Data Needed From Current Backend
The existing backend presenter and evidence model already provide most of the needed data:
- Submission ID
- Image reference
- Score and band
- Top reasons
- Evidence grouped by source
- Provider status
- LLM summaries
- Manual actions
- Knowledge-base provenance
- Correction/deactivation hooks
Missing for a full GUI integration:
- Real user/auth roles
- Persistent DB records
- Real submission list source
- Original image storage and signed URL policy
- Actual frontend framework
- Admin routing
- Audit event store
Design Acceptance Criteria
- An operator can identify the next high-risk case from the queue without opening every case.

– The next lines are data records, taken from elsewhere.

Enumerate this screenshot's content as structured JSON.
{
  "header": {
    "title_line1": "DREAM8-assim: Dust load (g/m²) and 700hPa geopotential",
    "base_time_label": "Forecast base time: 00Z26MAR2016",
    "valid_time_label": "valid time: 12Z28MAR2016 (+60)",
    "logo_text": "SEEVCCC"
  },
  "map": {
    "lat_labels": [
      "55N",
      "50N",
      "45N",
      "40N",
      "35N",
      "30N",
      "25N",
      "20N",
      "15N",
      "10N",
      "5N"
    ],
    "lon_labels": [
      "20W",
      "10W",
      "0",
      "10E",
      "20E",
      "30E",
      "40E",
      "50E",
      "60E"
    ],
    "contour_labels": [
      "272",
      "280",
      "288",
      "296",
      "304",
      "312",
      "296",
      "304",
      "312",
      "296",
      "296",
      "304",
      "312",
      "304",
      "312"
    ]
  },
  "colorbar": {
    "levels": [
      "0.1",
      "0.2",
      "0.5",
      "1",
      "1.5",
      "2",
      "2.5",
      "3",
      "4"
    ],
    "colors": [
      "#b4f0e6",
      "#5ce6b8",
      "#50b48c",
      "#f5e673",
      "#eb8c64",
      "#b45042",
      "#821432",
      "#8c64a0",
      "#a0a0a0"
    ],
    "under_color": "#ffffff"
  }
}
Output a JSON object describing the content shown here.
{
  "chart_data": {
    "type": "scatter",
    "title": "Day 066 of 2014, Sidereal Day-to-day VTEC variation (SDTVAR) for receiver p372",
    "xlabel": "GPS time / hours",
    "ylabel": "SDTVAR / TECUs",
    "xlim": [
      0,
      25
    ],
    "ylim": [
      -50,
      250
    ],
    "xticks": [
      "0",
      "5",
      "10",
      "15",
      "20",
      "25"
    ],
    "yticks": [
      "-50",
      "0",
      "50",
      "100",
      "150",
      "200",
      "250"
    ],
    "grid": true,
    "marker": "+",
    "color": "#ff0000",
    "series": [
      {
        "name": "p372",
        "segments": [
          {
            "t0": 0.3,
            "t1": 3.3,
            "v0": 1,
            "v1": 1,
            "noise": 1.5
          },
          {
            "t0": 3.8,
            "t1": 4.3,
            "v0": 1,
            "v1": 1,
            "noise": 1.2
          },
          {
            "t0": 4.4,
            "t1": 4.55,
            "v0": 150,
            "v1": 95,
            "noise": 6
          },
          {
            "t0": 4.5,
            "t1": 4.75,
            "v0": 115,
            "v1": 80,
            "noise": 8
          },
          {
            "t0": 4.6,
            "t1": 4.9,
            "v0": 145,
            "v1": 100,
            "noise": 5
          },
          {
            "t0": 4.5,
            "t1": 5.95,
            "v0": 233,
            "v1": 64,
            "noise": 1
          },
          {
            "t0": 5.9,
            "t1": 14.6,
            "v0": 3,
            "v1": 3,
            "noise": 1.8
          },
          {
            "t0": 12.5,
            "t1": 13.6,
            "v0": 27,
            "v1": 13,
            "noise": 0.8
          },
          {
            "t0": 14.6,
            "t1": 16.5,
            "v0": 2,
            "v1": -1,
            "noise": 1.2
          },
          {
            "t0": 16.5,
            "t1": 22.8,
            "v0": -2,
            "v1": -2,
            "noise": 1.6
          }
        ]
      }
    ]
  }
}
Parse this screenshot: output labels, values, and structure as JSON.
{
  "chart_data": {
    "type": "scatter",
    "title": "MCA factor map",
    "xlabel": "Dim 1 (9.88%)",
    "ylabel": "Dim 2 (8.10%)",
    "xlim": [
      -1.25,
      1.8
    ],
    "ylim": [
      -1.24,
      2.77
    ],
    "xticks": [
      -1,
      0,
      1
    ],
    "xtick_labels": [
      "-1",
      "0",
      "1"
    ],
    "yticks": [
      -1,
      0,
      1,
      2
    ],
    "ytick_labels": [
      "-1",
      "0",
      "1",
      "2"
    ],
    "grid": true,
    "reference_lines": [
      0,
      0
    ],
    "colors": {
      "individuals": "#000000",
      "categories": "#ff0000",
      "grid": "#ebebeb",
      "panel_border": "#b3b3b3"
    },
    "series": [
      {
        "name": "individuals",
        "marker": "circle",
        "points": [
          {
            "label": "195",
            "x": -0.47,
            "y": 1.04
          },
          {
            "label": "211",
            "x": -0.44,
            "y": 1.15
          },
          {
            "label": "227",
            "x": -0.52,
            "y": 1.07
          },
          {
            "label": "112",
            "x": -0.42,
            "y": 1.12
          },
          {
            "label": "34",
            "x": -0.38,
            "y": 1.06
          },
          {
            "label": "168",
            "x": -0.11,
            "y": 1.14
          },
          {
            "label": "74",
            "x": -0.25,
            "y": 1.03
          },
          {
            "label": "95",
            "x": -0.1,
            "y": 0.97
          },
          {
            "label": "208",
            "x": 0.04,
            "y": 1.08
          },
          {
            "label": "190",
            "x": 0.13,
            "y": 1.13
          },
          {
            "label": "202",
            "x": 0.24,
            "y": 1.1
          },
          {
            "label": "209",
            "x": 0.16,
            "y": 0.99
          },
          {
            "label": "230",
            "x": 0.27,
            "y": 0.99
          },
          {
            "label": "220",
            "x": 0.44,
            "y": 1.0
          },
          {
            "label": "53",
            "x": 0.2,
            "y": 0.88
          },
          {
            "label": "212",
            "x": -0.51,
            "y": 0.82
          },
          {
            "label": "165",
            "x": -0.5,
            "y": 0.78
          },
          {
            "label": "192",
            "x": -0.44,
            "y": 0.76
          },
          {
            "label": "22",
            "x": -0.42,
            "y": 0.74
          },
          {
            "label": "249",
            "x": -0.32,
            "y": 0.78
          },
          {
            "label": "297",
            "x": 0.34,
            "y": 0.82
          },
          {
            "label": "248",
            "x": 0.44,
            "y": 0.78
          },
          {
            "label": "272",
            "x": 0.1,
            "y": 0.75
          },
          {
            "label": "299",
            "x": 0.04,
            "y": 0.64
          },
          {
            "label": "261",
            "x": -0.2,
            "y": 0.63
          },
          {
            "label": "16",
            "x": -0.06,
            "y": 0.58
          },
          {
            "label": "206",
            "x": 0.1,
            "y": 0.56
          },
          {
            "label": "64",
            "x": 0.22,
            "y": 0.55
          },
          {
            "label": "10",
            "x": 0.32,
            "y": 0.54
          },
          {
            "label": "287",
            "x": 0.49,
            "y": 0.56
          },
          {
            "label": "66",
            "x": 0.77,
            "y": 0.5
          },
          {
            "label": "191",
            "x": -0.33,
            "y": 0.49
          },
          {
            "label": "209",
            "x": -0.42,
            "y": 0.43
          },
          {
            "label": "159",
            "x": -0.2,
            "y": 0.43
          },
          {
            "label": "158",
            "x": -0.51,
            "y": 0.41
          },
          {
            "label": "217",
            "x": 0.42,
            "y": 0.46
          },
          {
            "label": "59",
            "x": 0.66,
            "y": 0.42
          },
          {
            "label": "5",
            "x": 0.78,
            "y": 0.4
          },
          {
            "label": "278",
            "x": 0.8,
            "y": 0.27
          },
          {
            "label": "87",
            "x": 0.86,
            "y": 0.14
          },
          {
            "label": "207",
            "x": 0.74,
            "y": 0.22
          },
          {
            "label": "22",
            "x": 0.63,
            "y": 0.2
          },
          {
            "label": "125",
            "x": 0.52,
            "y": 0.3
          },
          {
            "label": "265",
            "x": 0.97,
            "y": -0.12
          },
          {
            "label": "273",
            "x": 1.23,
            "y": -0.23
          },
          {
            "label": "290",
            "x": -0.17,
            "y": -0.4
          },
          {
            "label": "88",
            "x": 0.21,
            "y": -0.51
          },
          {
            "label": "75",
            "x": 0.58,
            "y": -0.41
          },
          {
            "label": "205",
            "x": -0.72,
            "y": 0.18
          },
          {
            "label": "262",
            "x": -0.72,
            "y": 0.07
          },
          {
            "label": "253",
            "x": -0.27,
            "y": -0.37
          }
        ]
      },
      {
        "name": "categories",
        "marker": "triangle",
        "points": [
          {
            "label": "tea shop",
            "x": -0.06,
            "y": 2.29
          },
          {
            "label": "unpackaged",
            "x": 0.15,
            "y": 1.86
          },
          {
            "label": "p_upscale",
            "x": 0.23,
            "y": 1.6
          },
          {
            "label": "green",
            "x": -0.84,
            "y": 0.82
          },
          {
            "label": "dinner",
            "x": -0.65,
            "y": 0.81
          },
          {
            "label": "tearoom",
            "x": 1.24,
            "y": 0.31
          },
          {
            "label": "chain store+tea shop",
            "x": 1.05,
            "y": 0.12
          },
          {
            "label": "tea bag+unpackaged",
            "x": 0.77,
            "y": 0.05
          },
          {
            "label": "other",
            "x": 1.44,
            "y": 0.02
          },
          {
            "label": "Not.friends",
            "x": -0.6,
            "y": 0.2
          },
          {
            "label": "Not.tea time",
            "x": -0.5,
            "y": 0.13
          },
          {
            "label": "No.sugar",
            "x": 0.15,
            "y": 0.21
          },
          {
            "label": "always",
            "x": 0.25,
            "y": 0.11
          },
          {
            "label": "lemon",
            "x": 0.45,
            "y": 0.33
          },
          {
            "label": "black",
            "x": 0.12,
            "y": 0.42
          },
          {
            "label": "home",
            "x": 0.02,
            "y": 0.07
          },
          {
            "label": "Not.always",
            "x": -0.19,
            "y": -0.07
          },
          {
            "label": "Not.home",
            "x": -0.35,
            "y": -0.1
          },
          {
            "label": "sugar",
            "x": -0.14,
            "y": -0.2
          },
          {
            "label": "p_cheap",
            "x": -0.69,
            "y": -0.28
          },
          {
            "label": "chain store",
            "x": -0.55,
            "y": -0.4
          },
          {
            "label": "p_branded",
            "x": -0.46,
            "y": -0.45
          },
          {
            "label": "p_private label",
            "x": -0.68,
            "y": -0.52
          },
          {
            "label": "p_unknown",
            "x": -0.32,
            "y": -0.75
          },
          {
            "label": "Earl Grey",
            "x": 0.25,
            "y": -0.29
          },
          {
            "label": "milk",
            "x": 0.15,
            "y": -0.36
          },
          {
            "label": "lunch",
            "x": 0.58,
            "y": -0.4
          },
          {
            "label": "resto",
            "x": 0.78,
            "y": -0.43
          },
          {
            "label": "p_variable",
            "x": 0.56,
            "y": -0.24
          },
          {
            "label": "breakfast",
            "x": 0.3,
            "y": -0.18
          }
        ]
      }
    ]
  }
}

- An operator can make a final decision from one case screen without jumping between unrelated pages.
- Naver, Google, internal, and LLM evidence are visually distinct.
- LLM text is never presented as authoritative unless linked to source evidence.
- Rejection-derived knowledge-base changes are visible before confirmation.
- A wrong rejection can be corrected and its derived automatic entries deactivated.
- Provider failures and disabled states are visible to operators and admins.
- Applicant-facing views cannot access or display automated evidence.
Recommended First GUI MVP
Build these first:
- Review Queue
- Case Review
- Knowledge-base entry creation from a case
- Correction flow for rejected decisions
- Provider Controls read/write for Naver, Google, and LLM enablement
Defer these:
- Advanced analytics
- Bulk approve/reject
- Mobile full decision workflow
- Dedicated brand/logo detector UI
- Applicant-facing explanation or appeal flow
Implementation Handoff Notes
The current repo has no frontend application. The next plan should either:
- add a small internal web admin app around the existing Python module, or
- integrate this GUI into the actual production app once its framework and routes are available.
The second path is preferable if a production admin app already exists elsewhere, because auth, image storage, audit logging, and submission state should follow the real product's conventions.